The mellow call arose again, very clear and distinct in the silent air, and as they approached the edge of the hickory grove, Jim pointed upward.
“See him thar on the limb,” he said, “the big feller with the feathers all shinin’ an’ glistenin’? That’s the gobbler, an’ the littler ones with the gray feathers are the hens. I’m goin’ to take the gobbler. He may be old, but he’s so fat he’s bound to be tender; an’ s’pose, Paul, you take that hen next to him. When I say ‘Now,’ fire.”
The two raised their guns, took careful aim, and Jim said “Now.” They fired together, aiming at the necks or heads. The big gobbler fell like a stone from the bough and lay still. The hen fell, too, but she fluttered about on the ground. The rest flew away on whirring wings. Paul ran forward and finished his bird with a stick, but Jim lifted the great gobbler and looked at him with admiring eyes.
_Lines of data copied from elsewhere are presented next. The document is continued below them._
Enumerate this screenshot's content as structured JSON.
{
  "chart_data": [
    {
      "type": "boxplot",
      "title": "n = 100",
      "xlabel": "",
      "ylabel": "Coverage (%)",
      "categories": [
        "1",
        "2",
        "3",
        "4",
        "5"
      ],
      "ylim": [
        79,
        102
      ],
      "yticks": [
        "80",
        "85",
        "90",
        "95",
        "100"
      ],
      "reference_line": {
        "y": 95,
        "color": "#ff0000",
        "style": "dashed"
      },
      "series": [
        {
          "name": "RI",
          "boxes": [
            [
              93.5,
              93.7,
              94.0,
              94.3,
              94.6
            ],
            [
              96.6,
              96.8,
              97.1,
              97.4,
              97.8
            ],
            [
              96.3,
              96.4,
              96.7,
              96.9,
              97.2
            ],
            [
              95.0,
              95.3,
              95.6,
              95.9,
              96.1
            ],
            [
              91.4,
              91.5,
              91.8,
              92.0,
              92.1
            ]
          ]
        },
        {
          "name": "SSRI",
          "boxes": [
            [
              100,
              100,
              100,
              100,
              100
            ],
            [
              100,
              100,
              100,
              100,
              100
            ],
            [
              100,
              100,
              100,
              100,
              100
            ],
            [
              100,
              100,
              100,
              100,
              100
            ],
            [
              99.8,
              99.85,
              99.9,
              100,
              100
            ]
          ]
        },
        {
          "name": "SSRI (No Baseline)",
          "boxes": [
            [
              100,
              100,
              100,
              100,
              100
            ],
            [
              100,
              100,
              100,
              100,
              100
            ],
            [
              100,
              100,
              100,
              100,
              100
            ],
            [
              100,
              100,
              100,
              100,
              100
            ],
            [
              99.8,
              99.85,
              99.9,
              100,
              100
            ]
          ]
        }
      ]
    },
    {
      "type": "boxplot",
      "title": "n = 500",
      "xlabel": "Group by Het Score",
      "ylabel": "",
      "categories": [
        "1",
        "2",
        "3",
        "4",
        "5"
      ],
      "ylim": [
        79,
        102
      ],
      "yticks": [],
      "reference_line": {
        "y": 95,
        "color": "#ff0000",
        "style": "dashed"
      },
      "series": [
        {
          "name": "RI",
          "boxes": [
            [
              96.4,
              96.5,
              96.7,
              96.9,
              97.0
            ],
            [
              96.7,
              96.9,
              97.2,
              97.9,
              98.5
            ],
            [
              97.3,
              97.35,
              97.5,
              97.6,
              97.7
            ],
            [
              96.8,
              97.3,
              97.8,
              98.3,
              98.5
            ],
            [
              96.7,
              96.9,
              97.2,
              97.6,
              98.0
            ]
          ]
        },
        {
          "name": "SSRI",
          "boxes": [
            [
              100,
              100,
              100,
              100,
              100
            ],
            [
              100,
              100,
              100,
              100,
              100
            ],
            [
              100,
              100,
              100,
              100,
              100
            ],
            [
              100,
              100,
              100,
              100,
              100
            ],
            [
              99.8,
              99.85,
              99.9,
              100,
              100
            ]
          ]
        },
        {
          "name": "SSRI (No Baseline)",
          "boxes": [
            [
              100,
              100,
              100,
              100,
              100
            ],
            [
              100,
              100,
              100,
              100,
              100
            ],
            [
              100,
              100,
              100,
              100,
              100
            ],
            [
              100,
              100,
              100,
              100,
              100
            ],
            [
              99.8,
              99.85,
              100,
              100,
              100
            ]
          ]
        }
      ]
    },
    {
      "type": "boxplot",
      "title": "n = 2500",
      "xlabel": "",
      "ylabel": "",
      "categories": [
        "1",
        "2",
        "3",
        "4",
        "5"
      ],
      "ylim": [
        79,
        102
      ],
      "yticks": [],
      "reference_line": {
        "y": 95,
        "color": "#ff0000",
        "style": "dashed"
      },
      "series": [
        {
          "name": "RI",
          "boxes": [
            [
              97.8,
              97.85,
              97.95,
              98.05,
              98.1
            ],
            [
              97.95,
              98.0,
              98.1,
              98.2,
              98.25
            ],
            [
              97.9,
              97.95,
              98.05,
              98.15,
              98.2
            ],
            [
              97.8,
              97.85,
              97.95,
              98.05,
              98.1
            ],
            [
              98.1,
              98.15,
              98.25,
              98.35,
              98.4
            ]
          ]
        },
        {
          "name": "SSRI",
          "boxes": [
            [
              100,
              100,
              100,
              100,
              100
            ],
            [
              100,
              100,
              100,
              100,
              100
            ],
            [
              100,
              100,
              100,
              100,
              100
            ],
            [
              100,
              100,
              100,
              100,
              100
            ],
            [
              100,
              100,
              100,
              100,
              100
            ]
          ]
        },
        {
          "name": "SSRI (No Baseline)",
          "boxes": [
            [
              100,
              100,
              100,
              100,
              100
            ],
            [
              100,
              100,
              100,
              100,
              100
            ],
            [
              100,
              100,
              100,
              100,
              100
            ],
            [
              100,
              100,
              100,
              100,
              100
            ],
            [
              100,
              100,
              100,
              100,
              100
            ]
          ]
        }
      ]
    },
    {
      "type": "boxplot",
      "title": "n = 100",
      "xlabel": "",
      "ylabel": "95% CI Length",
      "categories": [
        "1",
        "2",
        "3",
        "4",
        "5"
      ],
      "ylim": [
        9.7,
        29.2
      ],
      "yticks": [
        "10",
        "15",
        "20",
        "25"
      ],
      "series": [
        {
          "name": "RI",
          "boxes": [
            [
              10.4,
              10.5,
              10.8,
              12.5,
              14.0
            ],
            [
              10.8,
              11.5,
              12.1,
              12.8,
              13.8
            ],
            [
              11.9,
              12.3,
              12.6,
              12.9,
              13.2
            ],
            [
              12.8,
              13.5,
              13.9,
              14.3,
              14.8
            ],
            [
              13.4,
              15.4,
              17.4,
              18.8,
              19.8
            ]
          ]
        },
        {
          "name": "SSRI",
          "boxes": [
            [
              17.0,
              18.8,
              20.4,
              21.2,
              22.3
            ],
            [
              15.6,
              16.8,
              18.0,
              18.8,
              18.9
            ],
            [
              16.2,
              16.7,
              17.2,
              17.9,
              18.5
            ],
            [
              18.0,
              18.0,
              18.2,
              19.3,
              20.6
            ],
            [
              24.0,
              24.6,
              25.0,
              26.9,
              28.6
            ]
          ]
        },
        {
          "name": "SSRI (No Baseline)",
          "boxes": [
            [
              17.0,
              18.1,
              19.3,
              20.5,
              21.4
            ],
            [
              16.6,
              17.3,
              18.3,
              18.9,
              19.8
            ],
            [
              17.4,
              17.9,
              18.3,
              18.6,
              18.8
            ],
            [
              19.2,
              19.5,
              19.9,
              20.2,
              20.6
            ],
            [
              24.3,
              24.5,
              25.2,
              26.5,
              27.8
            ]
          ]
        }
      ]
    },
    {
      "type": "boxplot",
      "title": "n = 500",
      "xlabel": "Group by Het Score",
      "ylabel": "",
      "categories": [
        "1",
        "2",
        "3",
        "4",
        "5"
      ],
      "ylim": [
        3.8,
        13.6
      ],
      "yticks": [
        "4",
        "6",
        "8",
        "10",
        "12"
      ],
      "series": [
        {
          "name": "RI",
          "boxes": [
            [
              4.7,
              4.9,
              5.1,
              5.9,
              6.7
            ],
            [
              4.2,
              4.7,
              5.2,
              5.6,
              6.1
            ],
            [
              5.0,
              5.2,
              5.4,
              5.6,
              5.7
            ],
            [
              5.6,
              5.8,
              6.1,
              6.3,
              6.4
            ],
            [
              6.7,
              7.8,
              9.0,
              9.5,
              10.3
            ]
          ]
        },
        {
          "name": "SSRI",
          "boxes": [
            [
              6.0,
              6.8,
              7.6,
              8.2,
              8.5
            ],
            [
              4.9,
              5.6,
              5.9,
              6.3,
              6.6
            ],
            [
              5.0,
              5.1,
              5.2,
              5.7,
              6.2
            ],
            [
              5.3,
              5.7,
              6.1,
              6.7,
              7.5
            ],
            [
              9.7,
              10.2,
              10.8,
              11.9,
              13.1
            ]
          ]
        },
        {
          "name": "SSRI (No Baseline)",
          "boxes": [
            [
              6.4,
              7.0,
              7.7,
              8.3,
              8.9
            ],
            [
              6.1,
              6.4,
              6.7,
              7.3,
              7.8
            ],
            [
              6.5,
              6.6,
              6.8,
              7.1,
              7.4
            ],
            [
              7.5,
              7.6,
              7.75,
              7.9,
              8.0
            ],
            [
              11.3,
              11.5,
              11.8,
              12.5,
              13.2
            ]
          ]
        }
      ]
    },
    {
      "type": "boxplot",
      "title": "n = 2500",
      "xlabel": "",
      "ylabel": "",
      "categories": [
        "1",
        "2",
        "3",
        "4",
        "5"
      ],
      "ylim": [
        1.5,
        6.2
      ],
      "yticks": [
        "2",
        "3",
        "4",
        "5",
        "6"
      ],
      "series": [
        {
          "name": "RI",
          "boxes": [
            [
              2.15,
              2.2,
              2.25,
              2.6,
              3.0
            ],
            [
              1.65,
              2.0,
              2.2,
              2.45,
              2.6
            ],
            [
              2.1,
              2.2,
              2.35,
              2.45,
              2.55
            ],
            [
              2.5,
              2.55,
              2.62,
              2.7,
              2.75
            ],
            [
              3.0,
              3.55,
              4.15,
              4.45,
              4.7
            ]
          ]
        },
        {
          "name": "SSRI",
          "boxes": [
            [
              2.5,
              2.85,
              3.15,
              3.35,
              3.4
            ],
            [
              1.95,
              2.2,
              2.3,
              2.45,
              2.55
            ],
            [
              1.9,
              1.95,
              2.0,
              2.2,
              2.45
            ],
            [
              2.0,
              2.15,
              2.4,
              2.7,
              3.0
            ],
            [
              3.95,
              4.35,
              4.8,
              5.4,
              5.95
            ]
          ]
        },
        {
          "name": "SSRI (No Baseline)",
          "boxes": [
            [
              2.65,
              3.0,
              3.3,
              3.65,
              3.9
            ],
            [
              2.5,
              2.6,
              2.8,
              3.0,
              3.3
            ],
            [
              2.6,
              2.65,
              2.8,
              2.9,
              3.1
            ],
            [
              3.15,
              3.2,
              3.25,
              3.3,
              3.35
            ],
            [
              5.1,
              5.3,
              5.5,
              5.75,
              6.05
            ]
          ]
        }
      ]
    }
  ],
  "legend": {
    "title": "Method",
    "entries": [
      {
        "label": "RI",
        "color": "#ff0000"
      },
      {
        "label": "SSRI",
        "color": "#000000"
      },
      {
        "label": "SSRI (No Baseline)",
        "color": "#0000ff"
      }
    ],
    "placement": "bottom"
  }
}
“Did you ever see a finer turkey?” he said. “He must weigh all uv forty pounds, an’ he’s as fat as he can be with the good food uv the wilderness. An’ he’s a beauty, too! Jest look at them glossy blue-black feathers. No wonder so many hens wuz in love with him. I could be pop’lar with the women folks, too, ef I wuz ez handsome ez Mr. Gobbler here.”
They picked and cleaned the turkeys, and then hung the dressed bodies from the boughs of a tree near the hut, where they would be frozen, and thus keep.
The hunters returned that afternoon with two deer, and were delighted with Jim and Paul’s zeal and success.
“Ef things go on this swimmin’ way,” said Shif’less Sol, “we’d be able to feed an army this winter, ef it wuz needed.”
It was very cold that evening, and they built the fire higher than usual. Great mellow rays of heat fell over all the five, and lighted up the whole interior of the cabin with its rich store of skins and nuts and dressed meats, and other spoil of the wilderness. The five, though no one of them ever for a moment forgot their great mission of saving Kentucky, had a feeling of content. Affairs were going well.
“Paul,” said Shif’less Sol, “you’ve read books. Tell us about some o’ them old fellers that lived a long time ago. I like to hear about the big ones.”
“Well,” said Paul, “there was Alexander. Did you ever hear of him, Sol?”
Shif’less Sol shook his head and sighed.
“I can’t truly call myself an eddicated man,” he replied, “though I have the instincks o’ one. But I ain’t had the proper chance. No, Paul, me an’ Alexander is strangers.”
“Then I’ll make you acquainted,” said Paul. He settled himself more comfortably before the fire, and the others did likewise.
“Alexander lived a long, long time ago,” said Paul. “He was a Greek—that is, he was a Macedonian with Greek blood in him—I suppose it comes to the same thing—and he led the Greeks and Macedonians over into Asia, and whipped the Persians every time, though the Persians were always twenty to one.”